The restored Arizona State Parks Heritage Fund needs to be fully funded by the Legislature this session.
As a Minnesota transplant, the remarkable and diverse landscapes of Arizona never cease to amaze me. Spending summers in Queen Creek growing up, I was constantly in awe of the starry nights, mountainous landscapes, and unique wildlife Arizona offered.
I fell in love with the plentiful open spaces where friends and families gather to hike, camp, or in my case photograph the unique flora and fauna. I liked it so much that I moved here so I could enjoy it year-round. These spaces allow us to take a moment out of our busy lives; to slow down and enjoy the natural beauty found all around us.
Unfortunately, due to urban sprawl and disastrous fires, historic buildings and cultural sites are faced with destruction as time, the elements, or neglect have taken their toll.
In 1990, Arizonans voted to pass the Arizona Heritage Fund, which directed $10 million annually from the State Lottery to the State Parks Heritage Fund to be used for local, regional and state parks; trails and open spaces; and cultural heritage sites. Since the creation of the State Parks Heritage Fund, over $89 million in grants have been reinvested in communities across Arizona.
With the State Parks Heritage Fund, ancestral lands and historic downtowns where previous generations grew up, went to school and conducted business have been restored to their original beauty. People for years to come will now be able to live, learn, and enjoy these treasures.
In 2010, the state legislative majority decided — as part of their plan to address severe budget shortfalls during the Great Recession — to repeal the State Parks Heritage Fund. Nine years later, a bill that put the fund back into statute was signed into law.
However, it did not restore the annual $10 million from Lottery revenues.
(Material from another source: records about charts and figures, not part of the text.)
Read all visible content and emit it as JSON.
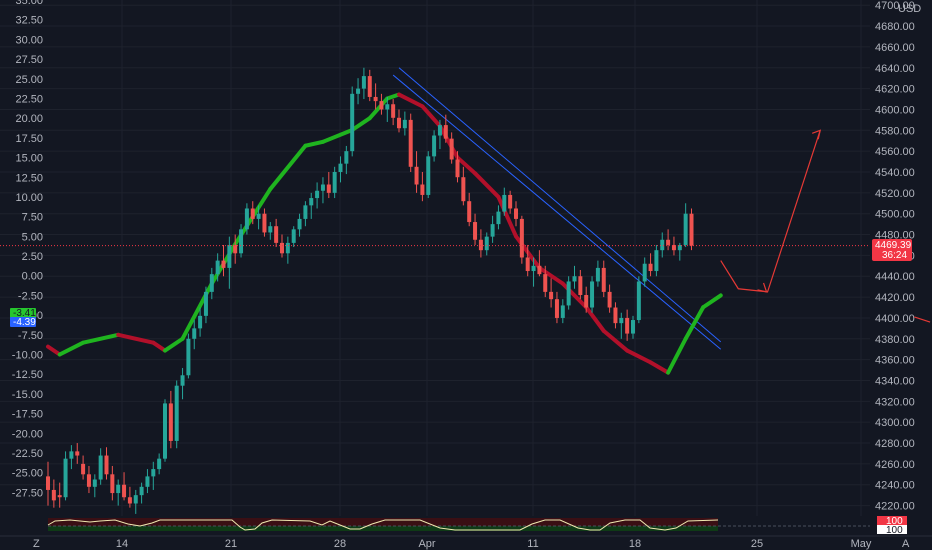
{
  "chart_data": {
    "type": "candlestick",
    "instrument": {
      "currency": "USD",
      "last_price": "4469.39",
      "countdown": "36:24"
    },
    "price_axis": {
      "range": [
        4210,
        4705
      ],
      "ticks": [
        "4700.00",
        "4680.00",
        "4660.00",
        "4640.00",
        "4620.00",
        "4600.00",
        "4580.00",
        "4560.00",
        "4540.00",
        "4520.00",
        "4500.00",
        "4480.00",
        "4460.00",
        "4440.00",
        "4420.00",
        "4400.00",
        "4380.00",
        "4360.00",
        "4340.00",
        "4320.00",
        "4300.00",
        "4280.00",
        "4260.00",
        "4240.00",
        "4220.00"
      ]
    },
    "left_axis": {
      "range": [
        -30.5,
        35
      ],
      "ticks": [
        "35.00",
        "32.50",
        "30.00",
        "27.50",
        "25.00",
        "22.50",
        "20.00",
        "17.50",
        "15.00",
        "12.50",
        "10.00",
        "7.50",
        "5.00",
        "2.50",
        "0.00",
        "-2.50",
        "-5.00",
        "-7.50",
        "-10.00",
        "-12.50",
        "-15.00",
        "-17.50",
        "-20.00",
        "-22.50",
        "-25.00",
        "-27.50"
      ],
      "badges": [
        {
          "label": "-3.41",
          "color": "#26c62e"
        },
        {
          "label": "-4.39",
          "color": "#2962ff"
        }
      ]
    },
    "time_axis": {
      "labels": [
        "14",
        "21",
        "28",
        "Apr",
        "11",
        "18",
        "25",
        "May"
      ]
    },
    "candles": [
      {
        "o": 4248,
        "h": 4262,
        "l": 4220,
        "c": 4235
      },
      {
        "o": 4235,
        "h": 4245,
        "l": 4218,
        "c": 4225
      },
      {
        "o": 4230,
        "h": 4242,
        "l": 4218,
        "c": 4228
      },
      {
        "o": 4228,
        "h": 4272,
        "l": 4225,
        "c": 4265
      },
      {
        "o": 4265,
        "h": 4278,
        "l": 4255,
        "c": 4272
      },
      {
        "o": 4272,
        "h": 4280,
        "l": 4260,
        "c": 4268
      },
      {
        "o": 4260,
        "h": 4268,
        "l": 4245,
        "c": 4250
      },
      {
        "o": 4250,
        "h": 4258,
        "l": 4232,
        "c": 4238
      },
      {
        "o": 4238,
        "h": 4250,
        "l": 4228,
        "c": 4245
      },
      {
        "o": 4245,
        "h": 4275,
        "l": 4240,
        "c": 4268
      },
      {
        "o": 4268,
        "h": 4276,
        "l": 4245,
        "c": 4250
      },
      {
        "o": 4250,
        "h": 4258,
        "l": 4225,
        "c": 4232
      },
      {
        "o": 4232,
        "h": 4245,
        "l": 4220,
        "c": 4240
      },
      {
        "o": 4240,
        "h": 4252,
        "l": 4225,
        "c": 4228
      },
      {
        "o": 4228,
        "h": 4238,
        "l": 4218,
        "c": 4222
      },
      {
        "o": 4222,
        "h": 4235,
        "l": 4212,
        "c": 4230
      },
      {
        "o": 4230,
        "h": 4242,
        "l": 4222,
        "c": 4238
      },
      {
        "o": 4238,
        "h": 4255,
        "l": 4232,
        "c": 4248
      },
      {
        "o": 4248,
        "h": 4262,
        "l": 4235,
        "c": 4255
      },
      {
        "o": 4255,
        "h": 4270,
        "l": 4250,
        "c": 4265
      },
      {
        "o": 4265,
        "h": 4322,
        "l": 4262,
        "c": 4318
      },
      {
        "o": 4318,
        "h": 4330,
        "l": 4275,
        "c": 4282
      },
      {
        "o": 4282,
        "h": 4340,
        "l": 4275,
        "c": 4335
      },
      {
        "o": 4335,
        "h": 4352,
        "l": 4322,
        "c": 4345
      },
      {
        "o": 4345,
        "h": 4385,
        "l": 4342,
        "c": 4380
      },
      {
        "o": 4380,
        "h": 4398,
        "l": 4370,
        "c": 4390
      },
      {
        "o": 4390,
        "h": 4410,
        "l": 4382,
        "c": 4402
      },
      {
        "o": 4402,
        "h": 4430,
        "l": 4395,
        "c": 4425
      },
      {
        "o": 4425,
        "h": 4448,
        "l": 4418,
        "c": 4442
      },
      {
        "o": 4442,
        "h": 4462,
        "l": 4435,
        "c": 4455
      },
      {
        "o": 4455,
        "h": 4470,
        "l": 4440,
        "c": 4448
      },
      {
        "o": 4448,
        "h": 4478,
        "l": 4428,
        "c": 4470
      },
      {
        "o": 4470,
        "h": 4480,
        "l": 4452,
        "c": 4462
      },
      {
        "o": 4462,
        "h": 4490,
        "l": 4458,
        "c": 4485
      },
      {
        "o": 4485,
        "h": 4510,
        "l": 4480,
        "c": 4505
      },
      {
        "o": 4505,
        "h": 4512,
        "l": 4490,
        "c": 4495
      },
      {
        "o": 4495,
        "h": 4508,
        "l": 4485,
        "c": 4500
      },
      {
        "o": 4500,
        "h": 4505,
        "l": 4478,
        "c": 4482
      },
      {
        "o": 4482,
        "h": 4492,
        "l": 4475,
        "c": 4488
      },
      {
        "o": 4488,
        "h": 4495,
        "l": 4468,
        "c": 4472
      },
      {
        "o": 4472,
        "h": 4480,
        "l": 4458,
        "c": 4462
      },
      {
        "o": 4462,
        "h": 4478,
        "l": 4452,
        "c": 4472
      },
      {
        "o": 4472,
        "h": 4488,
        "l": 4468,
        "c": 4485
      },
      {
        "o": 4485,
        "h": 4500,
        "l": 4478,
        "c": 4495
      },
      {
        "o": 4495,
        "h": 4512,
        "l": 4488,
        "c": 4508
      },
      {
        "o": 4508,
        "h": 4520,
        "l": 4495,
        "c": 4515
      },
      {
        "o": 4515,
        "h": 4530,
        "l": 4505,
        "c": 4522
      },
      {
        "o": 4522,
        "h": 4535,
        "l": 4510,
        "c": 4528
      },
      {
        "o": 4528,
        "h": 4540,
        "l": 4515,
        "c": 4520
      },
      {
        "o": 4520,
        "h": 4545,
        "l": 4515,
        "c": 4540
      },
      {
        "o": 4540,
        "h": 4555,
        "l": 4530,
        "c": 4548
      },
      {
        "o": 4548,
        "h": 4565,
        "l": 4538,
        "c": 4560
      },
      {
        "o": 4560,
        "h": 4622,
        "l": 4555,
        "c": 4615
      },
      {
        "o": 4615,
        "h": 4630,
        "l": 4605,
        "c": 4620
      },
      {
        "o": 4620,
        "h": 4640,
        "l": 4610,
        "c": 4632
      },
      {
        "o": 4632,
        "h": 4638,
        "l": 4608,
        "c": 4612
      },
      {
        "o": 4612,
        "h": 4625,
        "l": 4600,
        "c": 4608
      },
      {
        "o": 4608,
        "h": 4615,
        "l": 4595,
        "c": 4600
      },
      {
        "o": 4600,
        "h": 4612,
        "l": 4588,
        "c": 4605
      },
      {
        "o": 4605,
        "h": 4610,
        "l": 4585,
        "c": 4592
      },
      {
        "o": 4592,
        "h": 4600,
        "l": 4578,
        "c": 4582
      },
      {
        "o": 4582,
        "h": 4598,
        "l": 4575,
        "c": 4590
      },
      {
        "o": 4590,
        "h": 4596,
        "l": 4540,
        "c": 4545
      },
      {
        "o": 4545,
        "h": 4560,
        "l": 4520,
        "c": 4528
      },
      {
        "o": 4528,
        "h": 4540,
        "l": 4512,
        "c": 4518
      },
      {
        "o": 4518,
        "h": 4560,
        "l": 4515,
        "c": 4555
      },
      {
        "o": 4555,
        "h": 4580,
        "l": 4550,
        "c": 4575
      },
      {
        "o": 4575,
        "h": 4590,
        "l": 4562,
        "c": 4585
      },
      {
        "o": 4585,
        "h": 4595,
        "l": 4568,
        "c": 4572
      },
      {
        "o": 4572,
        "h": 4578,
        "l": 4548,
        "c": 4552
      },
      {
        "o": 4552,
        "h": 4560,
        "l": 4530,
        "c": 4535
      },
      {
        "o": 4535,
        "h": 4545,
        "l": 4508,
        "c": 4512
      },
      {
        "o": 4512,
        "h": 4520,
        "l": 4488,
        "c": 4492
      },
      {
        "o": 4492,
        "h": 4500,
        "l": 4470,
        "c": 4475
      },
      {
        "o": 4475,
        "h": 4485,
        "l": 4458,
        "c": 4465
      },
      {
        "o": 4465,
        "h": 4482,
        "l": 4460,
        "c": 4478
      },
      {
        "o": 4478,
        "h": 4498,
        "l": 4472,
        "c": 4490
      },
      {
        "o": 4490,
        "h": 4508,
        "l": 4485,
        "c": 4502
      },
      {
        "o": 4502,
        "h": 4525,
        "l": 4498,
        "c": 4518
      },
      {
        "o": 4518,
        "h": 4522,
        "l": 4500,
        "c": 4505
      },
      {
        "o": 4505,
        "h": 4512,
        "l": 4488,
        "c": 4495
      },
      {
        "o": 4495,
        "h": 4498,
        "l": 4452,
        "c": 4458
      },
      {
        "o": 4458,
        "h": 4470,
        "l": 4440,
        "c": 4445
      },
      {
        "o": 4445,
        "h": 4458,
        "l": 4430,
        "c": 4450
      },
      {
        "o": 4450,
        "h": 4465,
        "l": 4440,
        "c": 4442
      },
      {
        "o": 4442,
        "h": 4450,
        "l": 4420,
        "c": 4425
      },
      {
        "o": 4425,
        "h": 4438,
        "l": 4410,
        "c": 4418
      },
      {
        "o": 4418,
        "h": 4425,
        "l": 4395,
        "c": 4400
      },
      {
        "o": 4400,
        "h": 4418,
        "l": 4395,
        "c": 4412
      },
      {
        "o": 4412,
        "h": 4440,
        "l": 4408,
        "c": 4435
      },
      {
        "o": 4435,
        "h": 4450,
        "l": 4428,
        "c": 4440
      },
      {
        "o": 4440,
        "h": 4446,
        "l": 4418,
        "c": 4422
      },
      {
        "o": 4422,
        "h": 4430,
        "l": 4405,
        "c": 4410
      },
      {
        "o": 4410,
        "h": 4440,
        "l": 4405,
        "c": 4435
      },
      {
        "o": 4435,
        "h": 4455,
        "l": 4430,
        "c": 4448
      },
      {
        "o": 4448,
        "h": 4455,
        "l": 4420,
        "c": 4425
      },
      {
        "o": 4425,
        "h": 4432,
        "l": 4405,
        "c": 4410
      },
      {
        "o": 4410,
        "h": 4415,
        "l": 4390,
        "c": 4395
      },
      {
        "o": 4395,
        "h": 4405,
        "l": 4380,
        "c": 4400
      },
      {
        "o": 4400,
        "h": 4408,
        "l": 4378,
        "c": 4385
      },
      {
        "o": 4385,
        "h": 4402,
        "l": 4380,
        "c": 4398
      },
      {
        "o": 4398,
        "h": 4440,
        "l": 4395,
        "c": 4435
      },
      {
        "o": 4435,
        "h": 4458,
        "l": 4430,
        "c": 4452
      },
      {
        "o": 4452,
        "h": 4462,
        "l": 4440,
        "c": 4445
      },
      {
        "o": 4445,
        "h": 4470,
        "l": 4440,
        "c": 4465
      },
      {
        "o": 4465,
        "h": 4482,
        "l": 4458,
        "c": 4475
      },
      {
        "o": 4475,
        "h": 4485,
        "l": 4465,
        "c": 4470
      },
      {
        "o": 4470,
        "h": 4478,
        "l": 4460,
        "c": 4465
      },
      {
        "o": 4465,
        "h": 4472,
        "l": 4455,
        "c": 4470
      },
      {
        "o": 4470,
        "h": 4510,
        "l": 4468,
        "c": 4500
      },
      {
        "o": 4500,
        "h": 4505,
        "l": 4465,
        "c": 4469.39
      }
    ],
    "smoothed_line_left_axis": [
      {
        "x": 0,
        "y": -9
      },
      {
        "x": 2,
        "y": -10
      },
      {
        "x": 6,
        "y": -8.5
      },
      {
        "x": 12,
        "y": -7.5
      },
      {
        "x": 18,
        "y": -8.5
      },
      {
        "x": 20,
        "y": -9.5
      },
      {
        "x": 23,
        "y": -8
      },
      {
        "x": 28,
        "y": -1
      },
      {
        "x": 32,
        "y": 4
      },
      {
        "x": 38,
        "y": 11
      },
      {
        "x": 44,
        "y": 16.5
      },
      {
        "x": 47,
        "y": 17
      },
      {
        "x": 52,
        "y": 18.5
      },
      {
        "x": 55,
        "y": 20
      },
      {
        "x": 58,
        "y": 22.5
      },
      {
        "x": 60,
        "y": 23
      },
      {
        "x": 64,
        "y": 21.5
      },
      {
        "x": 67,
        "y": 19
      },
      {
        "x": 70,
        "y": 15
      },
      {
        "x": 73,
        "y": 13
      },
      {
        "x": 77,
        "y": 10
      },
      {
        "x": 80,
        "y": 5
      },
      {
        "x": 84,
        "y": 1
      },
      {
        "x": 88,
        "y": -1
      },
      {
        "x": 92,
        "y": -4
      },
      {
        "x": 95,
        "y": -7
      },
      {
        "x": 99,
        "y": -9.5
      },
      {
        "x": 103,
        "y": -11
      },
      {
        "x": 106,
        "y": -12.3
      },
      {
        "x": 109,
        "y": -8
      },
      {
        "x": 112,
        "y": -4
      },
      {
        "x": 115,
        "y": -2.5
      }
    ],
    "annotations": {
      "channel_upper": [
        [
          60,
          4640
        ],
        [
          115,
          4377
        ]
      ],
      "channel_lower": [
        [
          59,
          4633
        ],
        [
          115,
          4370
        ]
      ],
      "last_price_line": 4469.39,
      "projection_arrow": [
        [
          115,
          4455
        ],
        [
          118,
          4428
        ],
        [
          123,
          4425
        ],
        [
          132,
          4580
        ]
      ],
      "stop_arrow": [
        [
          131,
          4401
        ],
        [
          133,
          4396
        ]
      ]
    },
    "oscillator": {
      "levels": [
        "100",
        "100"
      ]
    }
  }
}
In the 2021 session, a bill to finance the fund with a one-time appropriation of $5 million for fiscal year 2022 was passed.
As the 2022 legislative session begins, with large budget surpluses and the Arizona Lottery encumbrances have been repaid and removed, the board of the Arizona Heritage Alliance, other heritage and environmental stakeholder groups and hundreds of Arizonans, believe it is time to reinstate the annual funding to the State Parks portion of the Heritage Fund.
We must encourage our legislators to once again honor the decision Arizonans made in 1990 by reinvesting in the fund and the responsible stewardship of our heritage and lands.